Potential Applications: This technology could be applied in autonomous vehicles, drones, and other self-navigating systems.

Problems Solved: This technology addresses the need for accurate prediction of future surrounding conditions for efficient vehicle control.

Benefits:

  • Improved safety and efficiency in vehicle travel.
  • Enhanced decision-making capabilities for autonomous systems.
  • Potential for reducing accidents and optimizing travel routes.

Commercial Applications: The technology could be utilized in the automotive industry for self-driving cars, in the transportation sector for logistics optimization, and in the aerospace industry for autonomous drones.

Prior Art: Readers interested in prior art related to this technology could explore research on neural network applications in autonomous systems and image processing for vehicle control.

Frequently Updated Research: Stay updated on advancements in neural network technology for autonomous systems and image processing for predictive modeling in vehicle control.

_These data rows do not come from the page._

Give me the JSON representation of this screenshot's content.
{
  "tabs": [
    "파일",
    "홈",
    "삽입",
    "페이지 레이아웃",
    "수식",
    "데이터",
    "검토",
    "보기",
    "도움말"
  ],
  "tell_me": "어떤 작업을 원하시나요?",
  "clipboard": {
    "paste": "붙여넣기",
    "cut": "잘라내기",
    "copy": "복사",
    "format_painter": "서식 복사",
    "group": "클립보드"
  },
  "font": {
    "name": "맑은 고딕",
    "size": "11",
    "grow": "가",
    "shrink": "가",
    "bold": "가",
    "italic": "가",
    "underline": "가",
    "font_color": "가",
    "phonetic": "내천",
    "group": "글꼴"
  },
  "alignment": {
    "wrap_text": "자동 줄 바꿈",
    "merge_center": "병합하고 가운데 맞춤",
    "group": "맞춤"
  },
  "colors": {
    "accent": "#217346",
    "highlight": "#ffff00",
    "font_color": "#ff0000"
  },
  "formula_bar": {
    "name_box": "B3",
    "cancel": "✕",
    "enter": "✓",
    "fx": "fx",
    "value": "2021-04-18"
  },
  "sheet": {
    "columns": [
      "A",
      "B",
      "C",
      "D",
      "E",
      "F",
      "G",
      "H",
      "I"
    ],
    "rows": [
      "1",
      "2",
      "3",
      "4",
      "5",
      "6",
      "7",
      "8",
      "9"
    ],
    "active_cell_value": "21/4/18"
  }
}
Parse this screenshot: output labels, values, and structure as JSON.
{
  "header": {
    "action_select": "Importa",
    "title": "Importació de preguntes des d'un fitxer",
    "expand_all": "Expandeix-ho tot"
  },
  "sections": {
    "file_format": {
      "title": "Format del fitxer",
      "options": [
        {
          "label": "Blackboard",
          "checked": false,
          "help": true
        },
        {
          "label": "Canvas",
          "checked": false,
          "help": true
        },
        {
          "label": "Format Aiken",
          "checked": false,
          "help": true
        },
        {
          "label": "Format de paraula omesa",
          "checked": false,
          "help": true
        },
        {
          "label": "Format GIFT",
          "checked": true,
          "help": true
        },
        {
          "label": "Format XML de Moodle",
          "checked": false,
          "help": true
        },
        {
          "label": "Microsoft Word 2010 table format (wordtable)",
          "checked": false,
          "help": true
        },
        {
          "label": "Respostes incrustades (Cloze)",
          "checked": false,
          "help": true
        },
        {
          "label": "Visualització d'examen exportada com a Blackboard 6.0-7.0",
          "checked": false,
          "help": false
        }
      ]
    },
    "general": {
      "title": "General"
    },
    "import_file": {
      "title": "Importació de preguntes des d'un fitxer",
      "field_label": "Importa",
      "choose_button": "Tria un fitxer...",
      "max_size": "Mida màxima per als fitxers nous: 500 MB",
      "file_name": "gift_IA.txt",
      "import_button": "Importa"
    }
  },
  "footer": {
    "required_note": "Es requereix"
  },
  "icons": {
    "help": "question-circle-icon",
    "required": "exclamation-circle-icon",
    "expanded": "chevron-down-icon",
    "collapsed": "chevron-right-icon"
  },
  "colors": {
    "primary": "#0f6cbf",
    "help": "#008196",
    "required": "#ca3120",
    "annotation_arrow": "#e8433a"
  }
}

Questions about the Technology: 1. How does this technology improve the efficiency of vehicle travel? 2. What are the potential limitations of using neural networks for predicting future surrounding conditions in vehicles?


Original Abstract Submitted

A travel controller generates a future image by inputting a series of vicinity images representing surrounding conditions of a vehicle up to a current time into a first neural network. The future image represents predicted surrounding conditions of the vehicle at a future time that is a predetermined period after the current time. The travel controller generates a control signal for controlling travel of the vehicle by inputting a vicinity image outputted at the current time of the series of vicinity images, the future image, and the predetermined period into a second neural network different from the first neural network.